Thurne is a small village and civil parish in the English county of Norfolk. It is located on the River Thurne in The Broads, some 18 km west of the town of Great Yarmouth and 20 km east of the city of Norwich.

The village's name means 'Thorn-bush'.

The civil parish has an area of 2.69 km2 and in the 2001 census had a population of 116 in 54 households and at the 2011 Census, including Ashby with Oby, had a population of 212 in 94 households.
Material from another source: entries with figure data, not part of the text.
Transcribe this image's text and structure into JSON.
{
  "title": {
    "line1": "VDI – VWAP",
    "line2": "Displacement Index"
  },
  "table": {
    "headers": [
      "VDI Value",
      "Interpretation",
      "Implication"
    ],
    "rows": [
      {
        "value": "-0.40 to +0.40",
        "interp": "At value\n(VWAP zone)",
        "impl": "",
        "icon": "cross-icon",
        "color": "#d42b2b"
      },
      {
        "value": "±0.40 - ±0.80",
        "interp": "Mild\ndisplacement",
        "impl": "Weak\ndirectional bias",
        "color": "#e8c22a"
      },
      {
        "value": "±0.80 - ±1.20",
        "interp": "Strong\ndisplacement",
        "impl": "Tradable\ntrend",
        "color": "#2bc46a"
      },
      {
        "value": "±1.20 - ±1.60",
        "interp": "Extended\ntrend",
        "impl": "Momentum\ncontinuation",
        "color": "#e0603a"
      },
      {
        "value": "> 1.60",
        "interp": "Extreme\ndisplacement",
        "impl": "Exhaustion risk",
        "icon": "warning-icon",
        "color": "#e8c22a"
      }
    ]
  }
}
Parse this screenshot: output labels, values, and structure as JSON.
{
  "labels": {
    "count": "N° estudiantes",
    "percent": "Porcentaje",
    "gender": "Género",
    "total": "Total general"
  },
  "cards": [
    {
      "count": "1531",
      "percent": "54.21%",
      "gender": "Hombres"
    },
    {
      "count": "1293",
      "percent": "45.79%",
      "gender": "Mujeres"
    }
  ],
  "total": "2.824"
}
For the purposes of local government, the parish falls within the district of Great Yarmouth.

The village lies at the end of Thurne Dyke, a popular mooring, not least because of Thurne windpump, which became known locally as Morse's Mill, after Bob Morse who purchased it to prevent it from being sold for scrap. It is a popular object for photography, after being painted white. There is a second windpump across the river, the St Benet's Level windpump.

St Edmund's Church is a Grade II* listed building.

Thurne is also home to the well-respected sailing club Theta, which has been accommodated here for over half a century and is part of the village's character. Free moorings are available for three boats at Thurne mouth. From there, it is a short walk to the village, with a large pub, the Lion Inn, and a small shop.

The Weavers' Way, a long-distance footpath, runs through the village.

Thurne in 1954 is featured in film held by the Cinema Museum in London. Ref HM0568.